Takie niebezpieczeństwo istnieje. Ale bardziej prawdopodobne jest, że przemysł i przedsiębiorstwa dopasują się do tego nowego świata. Weźmy na przykład koncerny energetyczne. W przyszłości nie będą występować same w roli dostawcy, lecz zawrą partnerstwo z tysiącami małych, kolektywnych firm energetycznych i będą zarządzać energią przez internet.


Zjawisko niskich kosztów krańcowych ogranicza się dotychczas do niewielu branż, które objęła cyfrowa rewolucja. Fakt, czy rozprowadzi się tysiąc, czy milion albumów muzycznych, nie robi żadnej różnicy. Jak wpadł pan na pomysł, że owa tendencja szybko przeniesie się również na pozostałe dziedziny?

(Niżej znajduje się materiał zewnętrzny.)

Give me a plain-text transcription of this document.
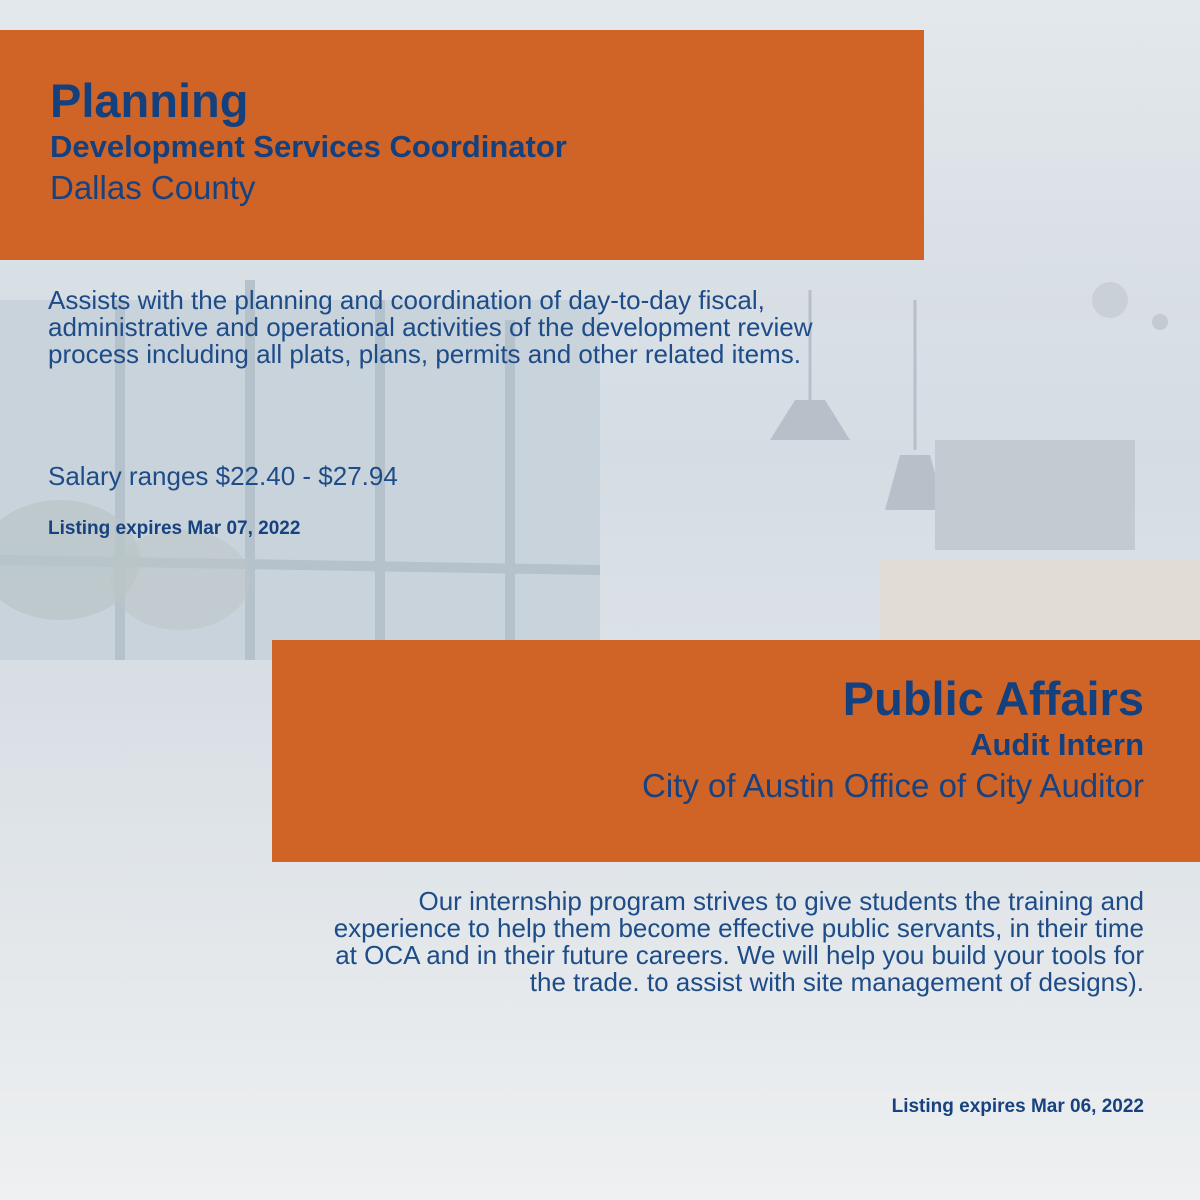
Planning
Development Services Coordinator
Dallas County
Assists with the planning and coordination of day-to-day fiscal, administrative and operational activities of the development review process including all plats, plans, permits and other related items.
Salary ranges $22.40 - $27.94
Listing expires Mar 07, 2022
Public Affairs
Audit Intern
City of Austin Office of City Auditor
Our internship program strives to give students the training and experience to help them become effective public servants, in their time at OCA and in their future careers. We will help you build your tools for the trade. to assist with site management of designs).
Listing expires Mar 06, 2022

Dzięki nowej platformie technologicznej, która zaczyna zdobywać świat. Internet przekształca się właśnie w super-internet przedmiotów, gdzie sieć komunikacyjna oraz sieci energetyczne i zautomatyzowane sieci logistyczne zostaną połączone w jeden wielki system. To wywoła trzecią rewolucję przemysłową.


Ów świat połączonych w sieci urządzeń i maszyn tkwi jeszcze w powijakach.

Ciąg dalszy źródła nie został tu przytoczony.